Saturday, November 19, 2022

buttermilk biscuits

From Smitten Kitchen 

2 1/4 cups (280 grams) all-purpose flour
2 teaspoons to 1 1/2 tablespoons (10 to 20 grams) sugar (to taste)
1 tablespoon (15 grams) baking powder
3/4 teaspoon (5 grams) table salt
3/4 teaspoon baking soda
9 tablespoons (125 grams) chilled unsalted butter, cut into small chunks
3/4 cup (175 ml) buttermilk

Heat oven to 400 °F and cover baking sheet with parchment paper. 
Whisk flour, sugar, baking powder, salt and baking soda in large, wide bowl. 
Using fingertips or a pastry blender, work butter into dry ingredients until the mixture resembles a coarse meal
Add buttermilk and stir until large, craggy clumps form. 
Reach hands into bowl and knead mixture briefly until it just holds together.

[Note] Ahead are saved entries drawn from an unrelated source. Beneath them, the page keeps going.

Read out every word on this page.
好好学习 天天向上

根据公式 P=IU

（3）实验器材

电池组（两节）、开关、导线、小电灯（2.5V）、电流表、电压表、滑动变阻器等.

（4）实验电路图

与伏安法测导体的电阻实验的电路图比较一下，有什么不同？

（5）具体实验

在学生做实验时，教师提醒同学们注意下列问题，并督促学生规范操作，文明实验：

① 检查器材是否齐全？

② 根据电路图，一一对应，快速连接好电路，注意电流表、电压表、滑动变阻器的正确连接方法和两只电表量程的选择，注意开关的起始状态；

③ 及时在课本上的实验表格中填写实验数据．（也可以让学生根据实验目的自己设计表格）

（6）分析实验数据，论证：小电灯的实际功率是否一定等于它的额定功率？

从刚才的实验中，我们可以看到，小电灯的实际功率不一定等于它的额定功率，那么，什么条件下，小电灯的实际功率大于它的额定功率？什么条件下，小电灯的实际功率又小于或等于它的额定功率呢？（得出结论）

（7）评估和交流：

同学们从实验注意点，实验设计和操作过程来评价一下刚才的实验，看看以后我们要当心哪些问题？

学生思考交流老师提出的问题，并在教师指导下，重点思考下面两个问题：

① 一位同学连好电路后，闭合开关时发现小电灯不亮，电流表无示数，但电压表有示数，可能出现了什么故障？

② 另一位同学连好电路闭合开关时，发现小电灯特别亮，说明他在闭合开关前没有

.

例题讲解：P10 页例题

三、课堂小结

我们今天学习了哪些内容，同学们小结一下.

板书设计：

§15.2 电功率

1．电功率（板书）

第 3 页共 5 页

To form biscuit rounds: Transfer dough to floured counter and pat out until 1/2 to 3/4-inch thick (err on the thin side if uncertain, as the tall ones will literally rise and then tip over, like mine did the day I photographed these). 
Using a round cutter (2 inches for regular sized biscuits, 3 inches for the monstrous ones shown above), press straight down — twisting produces less layered sides — and transfer rounds to prepared sheet, spacing two inches apart.

Bake until biscuits are golden brown on top, about 12 to 15 minutes.
 
Do ahead: Biscuits are best freshly baked. When I want to plan ahead, I make the biscuit dough and form the individual biscuits, then freeze them until needed. They can be baked directly from the freezer, will just need a couple more minutes baking time.